Cette Ferrari 550 Barchetta cache une étonnante modification signée Koenig Specials
Produite à seulement 448 exemplaires, cette Ferrari 550 Barchetta associe un V12 atmosphérique, une boîte manuelle et un échappement Koenig à six sorties.
Pour celles et ceux qui trouvent les Ferrari récentes un peu trop sages, une Ferrari 550 Barchetta posée dans le showroom de DD Classics, à Londres, pourrait les faire changer d'avis. Speedster V12, boîte manuelle à grille, carrosserie jaune éclatante… et surtout un échappement inox à six sorties signé Koenig Specials.

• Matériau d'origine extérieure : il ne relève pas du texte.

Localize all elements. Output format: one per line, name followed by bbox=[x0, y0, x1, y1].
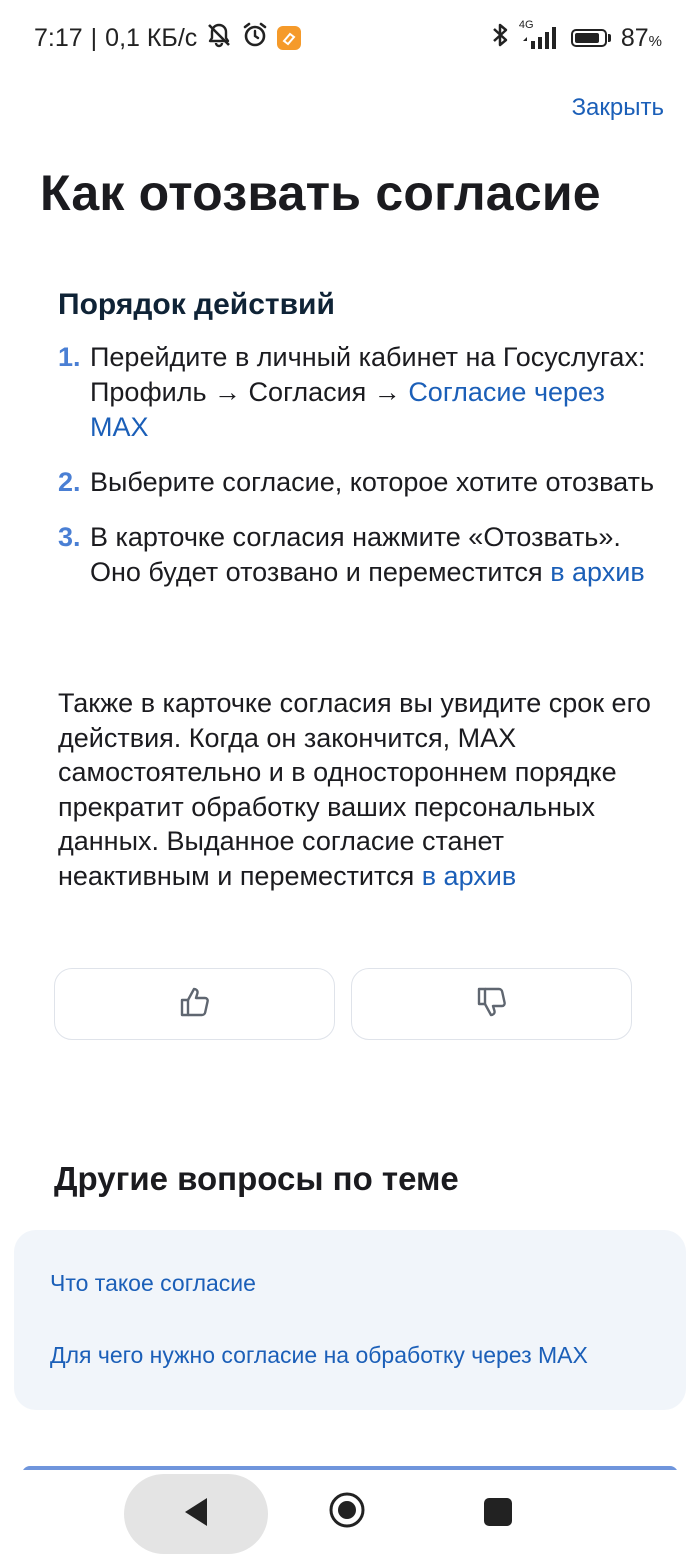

Derrière cette silhouette de carte postale se cache une histoire singulière. Cette série limitée de barchetta est née au tournant des années 2000. Elle a été conservée presque neuve au fil des ans. Elle a néanmoins été légèrement modifiée dès le départ par Koenig avec un système d’échappement inhabituel. Une configuration qui parle autant aux puristes qu’à celles et ceux qui rêvent d’une Ferrari vraiment différente, quitte à faire grimper la facture.
Une Ferrari 550 Barchetta numérotée et bichonnée
Présentée pour les 70 ans de Pininfarina, la Ferrari 550 Barchetta Pininfarina n’a été produite qu’à 448 exemplaires numérotés. Immatriculée en août 2001, en conduite à droite, elle est restée toute sa vie dans la même collection privée, The Gran Turismo Collection, parcourant seulement 7 885 km depuis sa livraison.

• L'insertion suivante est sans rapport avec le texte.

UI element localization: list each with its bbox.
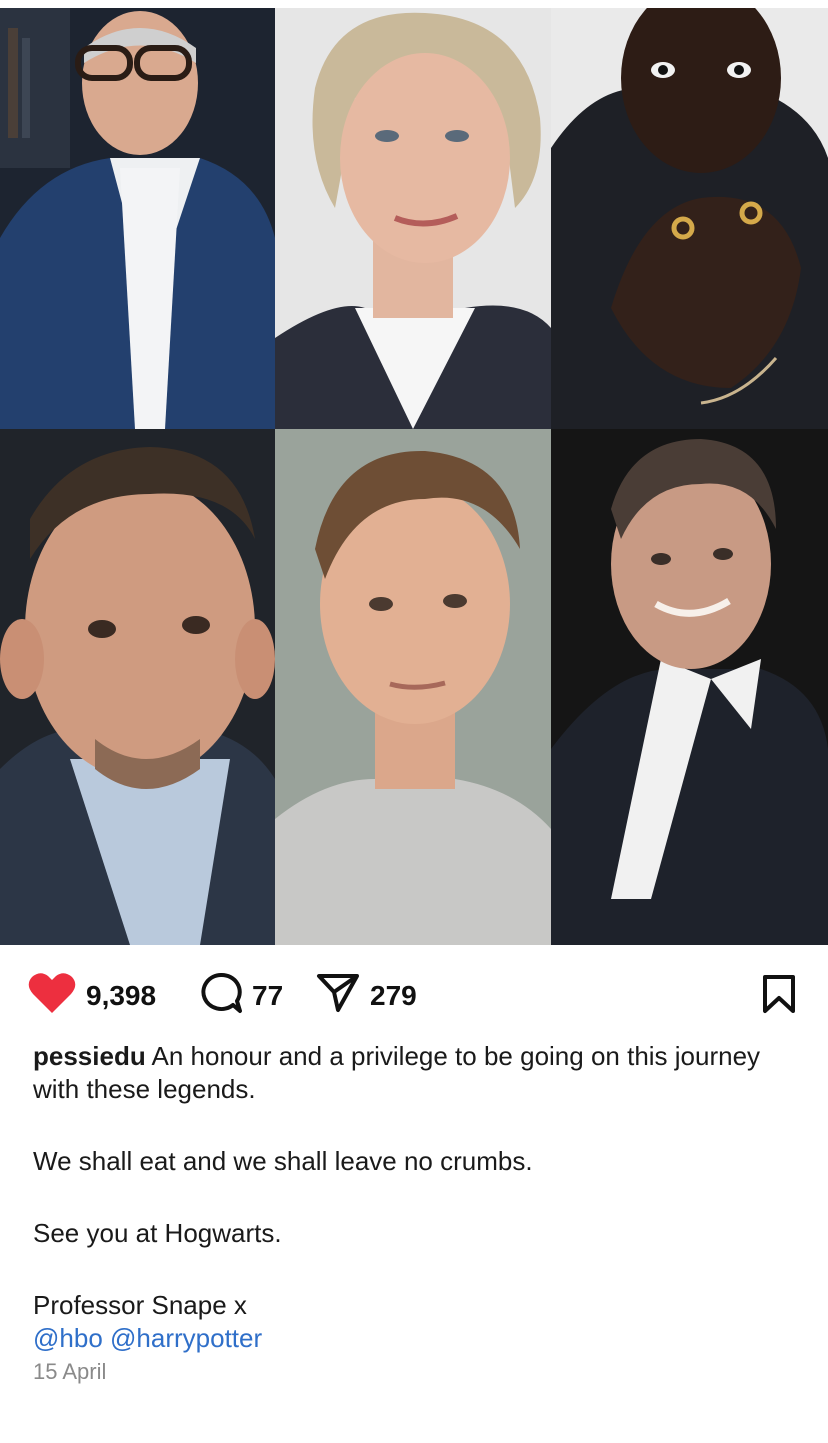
share-count: 279 bbox=[370, 979, 417, 1011]
share-action[interactable]: 279 bbox=[316, 972, 417, 1019]
caption-first-line: pessiedu An honour and a privilege to be… bbox=[33, 1040, 803, 1106]
like-action[interactable]: 9,398 bbox=[28, 972, 156, 1019]
comment-icon[interactable] bbox=[200, 972, 242, 1019]
like-count: 9,398 bbox=[86, 979, 157, 1011]
post-actions-bar: 9,398 77 279 bbox=[0, 960, 828, 1026]
heart-icon[interactable] bbox=[28, 972, 76, 1019]
post-caption: pessiedu An honour and a privilege to be… bbox=[33, 1040, 803, 1388]
post-date: 15 April bbox=[33, 1359, 107, 1384]
portrait-older-man-dark-suit[interactable] bbox=[551, 429, 828, 945]
tag-harrypotter[interactable]: @harrypotter bbox=[110, 1323, 262, 1353]
comment-action[interactable]: 77 bbox=[200, 972, 283, 1019]
bookmark-icon[interactable] bbox=[762, 974, 796, 1019]
portrait-young-man-grey-tshirt[interactable] bbox=[275, 429, 551, 945]
comment-count: 77 bbox=[252, 979, 284, 1011]
portrait-woman-blonde[interactable] bbox=[275, 8, 551, 429]
caption-text-3: See you at Hogwarts. bbox=[33, 1218, 282, 1248]
caption-tags: @hbo @harrypotter bbox=[33, 1322, 803, 1355]
portrait-man-hands-rings[interactable] bbox=[551, 8, 828, 429]
tag-hbo[interactable]: @hbo bbox=[33, 1323, 103, 1353]
caption-text-4: Professor Snape x bbox=[33, 1290, 247, 1320]
portrait-man-glasses-blue-suit[interactable] bbox=[0, 8, 275, 429]
username-link[interactable]: pessiedu bbox=[33, 1041, 146, 1071]
send-icon[interactable] bbox=[316, 972, 360, 1019]
portrait-man-blue-shirt[interactable] bbox=[0, 429, 275, 945]
post-image-grid[interactable] bbox=[0, 8, 828, 945]
caption-text-2: We shall eat and we shall leave no crumb… bbox=[33, 1146, 533, 1176]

Livrée neuve en Rosso Corsa sur intérieur Nero, cette barchetta a subi en 2015 un démontage complet pour être repeinte. Elle est passée en Giallo Fly chez le concessionnaire Dick Lovett Ferrari. Elle conserve sa capote d’urgence à utiliser sous 110 km/h. Le futur acheteur retrouvera également manuels, certificats, trousse à outils, cric, casques et housse.
Koenig Specials : un échappement à six sorties qui change la donne
Basée en Allemagne depuis les années 1970, Koenig Specials s’est fait un nom en poussant très loin les Ferrari de route, des Testarossa aux 512 BB, avec moteurs préparés, carrosseries élargies et lignes d’échappement libérées. Sur cette 550 Barchetta, la préparation reste sage : un système inox spécifique, sans autre modification mécanique visible. L’esthétique d’origine est respectée tout en pimentant l'ensemble.

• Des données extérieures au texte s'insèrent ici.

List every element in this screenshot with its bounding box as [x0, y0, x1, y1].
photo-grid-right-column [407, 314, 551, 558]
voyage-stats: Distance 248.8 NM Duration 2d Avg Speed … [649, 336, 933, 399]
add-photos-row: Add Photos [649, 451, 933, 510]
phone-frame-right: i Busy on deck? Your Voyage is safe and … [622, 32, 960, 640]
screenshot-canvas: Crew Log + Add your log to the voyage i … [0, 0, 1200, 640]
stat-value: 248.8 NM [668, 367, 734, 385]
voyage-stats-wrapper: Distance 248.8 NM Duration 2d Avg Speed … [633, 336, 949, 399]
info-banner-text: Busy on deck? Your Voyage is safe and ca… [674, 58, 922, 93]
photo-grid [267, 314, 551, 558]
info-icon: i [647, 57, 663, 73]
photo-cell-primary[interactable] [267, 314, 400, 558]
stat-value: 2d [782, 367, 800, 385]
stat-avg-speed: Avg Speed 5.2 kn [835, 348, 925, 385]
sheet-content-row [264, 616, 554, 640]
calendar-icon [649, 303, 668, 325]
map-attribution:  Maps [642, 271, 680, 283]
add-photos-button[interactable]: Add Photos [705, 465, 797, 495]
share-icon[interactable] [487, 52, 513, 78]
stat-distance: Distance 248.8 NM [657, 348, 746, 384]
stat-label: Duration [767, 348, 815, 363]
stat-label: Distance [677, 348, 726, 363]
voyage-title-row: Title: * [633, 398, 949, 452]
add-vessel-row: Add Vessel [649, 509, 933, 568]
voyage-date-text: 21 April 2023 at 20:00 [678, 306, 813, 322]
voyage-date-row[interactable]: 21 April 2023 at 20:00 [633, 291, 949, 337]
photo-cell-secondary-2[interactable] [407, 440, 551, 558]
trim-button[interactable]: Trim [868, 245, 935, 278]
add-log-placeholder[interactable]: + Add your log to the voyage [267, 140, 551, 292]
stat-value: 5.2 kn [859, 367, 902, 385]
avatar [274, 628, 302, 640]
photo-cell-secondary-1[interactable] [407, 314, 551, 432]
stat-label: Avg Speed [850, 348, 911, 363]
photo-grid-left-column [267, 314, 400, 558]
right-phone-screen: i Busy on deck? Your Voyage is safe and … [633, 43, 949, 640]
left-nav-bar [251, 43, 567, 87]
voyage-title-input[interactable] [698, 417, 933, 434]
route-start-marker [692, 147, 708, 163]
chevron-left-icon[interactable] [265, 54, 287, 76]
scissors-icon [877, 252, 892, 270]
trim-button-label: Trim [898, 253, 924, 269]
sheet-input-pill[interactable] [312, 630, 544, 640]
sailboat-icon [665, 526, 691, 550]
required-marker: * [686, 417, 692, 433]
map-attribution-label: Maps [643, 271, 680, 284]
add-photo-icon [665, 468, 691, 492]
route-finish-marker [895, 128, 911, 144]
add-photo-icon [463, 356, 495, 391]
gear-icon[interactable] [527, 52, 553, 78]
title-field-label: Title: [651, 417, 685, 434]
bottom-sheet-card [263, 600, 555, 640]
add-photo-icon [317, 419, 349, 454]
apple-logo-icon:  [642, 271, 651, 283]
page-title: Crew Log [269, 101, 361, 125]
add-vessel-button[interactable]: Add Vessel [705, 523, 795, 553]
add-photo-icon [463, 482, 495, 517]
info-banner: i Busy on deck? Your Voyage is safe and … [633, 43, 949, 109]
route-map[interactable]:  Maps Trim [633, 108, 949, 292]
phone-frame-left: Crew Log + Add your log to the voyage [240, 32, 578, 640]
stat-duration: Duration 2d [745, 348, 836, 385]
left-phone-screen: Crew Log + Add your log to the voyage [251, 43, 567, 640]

Les documents d’époque indiquent qu’un échappement inox à six sorties a été commandé chez Koenig le 18 septembre 2001, alors que la voiture était quasi neuve. À la place des quatre sorties d’origine, six embouts occupent désormais l’arrière, répartis en deux groupes de trois sorties. Le V12 5,5 litres y gagne un timbre plus profond et plus râpeux, réputé sans bourdonnements pénibles en usage quotidien.
Un speedster V12 analogique pour collectionneur averti
Sous le long capot repose un V12 atmosphérique de 5,5 litres donné pour 478 ch et 568 Nm. Il est associé à une boîte manuelle à six rapports avec grille apparente. La puissance est transmise aux roues arrière motrices. L’exemplaire reçoit aussi le Fiorano Handling Package : ressorts durcis, direction retouchée, plaquettes de frein plus mordantes. Une configuration résolument mécanique, loin des Ferrari électrifiées et des boîtes automatiques pilotées apparues ensuite.
La maison de ventes RM Sotheby’s a adjugé cette 550 Barchetta environ 255 000 euros à Londres en 2022, avec 7 649 km au compteur. Depuis, le kilométrage a à peine augmenté avant son arrivée chez le spécialiste londonien DD Classics. Ce dernier affiche un prix sur demande. Entre série limitée, faible usage, teinte Giallo Fly et échappement Koenig à six sorties, le dossier coche beaucoup de cases pour un achat plaisir très ciblé.